Amazingly, this fear does persist. Although, as we all know, morphine-based drugs can be addictive, that is hardly an issue for a dying person or even for someone who hopes to survive, since dosage can be gradually tapered off if pain recedes. Yet a study carried out only last year in the US found that the fear of addiction often stopped doctors prescribing sufficient doses to give patients a bearable death.
And pain relief isn't just a poor relation in the health establishment. Who in the media wants to talk about it, when they could talk about a much more exciting subject, such as whether or not doctors should kill their patients?
"The media love the issue of euthanasia," Karol Sikora points out correctly. "It's seen as a dramatic decision, whether or not to press the button.
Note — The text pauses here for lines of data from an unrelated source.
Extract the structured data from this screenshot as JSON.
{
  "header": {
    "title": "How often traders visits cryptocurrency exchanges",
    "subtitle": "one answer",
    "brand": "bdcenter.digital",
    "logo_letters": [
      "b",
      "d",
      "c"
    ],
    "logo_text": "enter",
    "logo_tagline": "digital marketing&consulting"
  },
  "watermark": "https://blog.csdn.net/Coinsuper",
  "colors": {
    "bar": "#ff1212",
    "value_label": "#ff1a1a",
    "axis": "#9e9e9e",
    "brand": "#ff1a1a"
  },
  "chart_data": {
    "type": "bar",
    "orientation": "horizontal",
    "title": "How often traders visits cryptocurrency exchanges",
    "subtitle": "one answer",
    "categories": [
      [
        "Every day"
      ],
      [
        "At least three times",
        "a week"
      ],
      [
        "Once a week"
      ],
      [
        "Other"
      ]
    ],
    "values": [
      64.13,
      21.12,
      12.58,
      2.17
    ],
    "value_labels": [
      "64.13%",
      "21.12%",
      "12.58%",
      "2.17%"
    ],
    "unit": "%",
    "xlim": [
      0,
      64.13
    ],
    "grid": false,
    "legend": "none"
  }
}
But it really isn't central to most people's experiences, so long as you can control their pain. In all my years treating dying people, no one has ever asked me to help them die. Oddly, people with cancer have a lower suicide rate than the general public."
Studies have borne out the fact that when pain is controlled, patients rarely express an interest in euthanasia. Various studies carried out over the past decade have found that fear of pain is what lies behind the majority of requests for assisted death. Sixty-nine per cent of cancer patients in one study said that they would consider suicide if their pain was not adequately treated.
Untreated pain can quickly make the bravest and most articulate individuals withdraw into hopelessness and depression. That's tough on their families and toughest of all for the patients themselves.
It's not all doom and gloom. As I saw with my relations, when good palliative care in hospices and at home comes on stream, it can transform those last hours and days. Professor Sikora agrees that because of the hospice movement, good palliative care is not as sparse here as it is in some countries. But his desire to kickstart a new debate about this issue is timely. As he says, new treatments for cancer are being brought in all the time. And many of these will be extremely expensive. In the squeeze in budgets that will occur, it is likely that the whole business of palliative care will become even more of a Cinderella in the NHS.
If this debate begins as it must do the danger is that it will be seen as an either-or debate. Professor Karol Sikora knows well that palliative care is not the only aspect of cancer care that needs a shot of money. Survival rates for cancer in Britain are still woefully low. The gap between patients reporting symptoms and being seen by specialists is so long that too many people in Britain die prematurely. Some are the victims of gross negligence, others just fall through the gaps in rickety services. The experience of the widow who received a payout from the NHS last week because her husband suffocated from a tumor in his throat that had been diagnosed as influenza is hardly unique.
But if a terminal cancer is diagnosed, the emphasis should go to palliative care rather than ever more aggressive treatments that hold out crazy hopes of an unrealizable immortality. There is a grand and noble aura surrounding the idea that one should fight to the bitter end, that one should not go gentle into that good night. Patients who won't accept their approaching death are still seen as brave and spirited. Doctors who go on and on with aggressive treatments see themselves as generals in the war on cancer, cutting out tumors, poisoning and irradiating them, even in the face of their patients' suffering. But we have to try to put aside these warped ideals: there's really nothing grand or noble in leaving patients to struggle with agony.
Professor Karol Sikora has different ideals for cancer doctors. He knows that it would be possible for every death from cancer to be painless. "The aim", he says, "is that everyone should have a good death."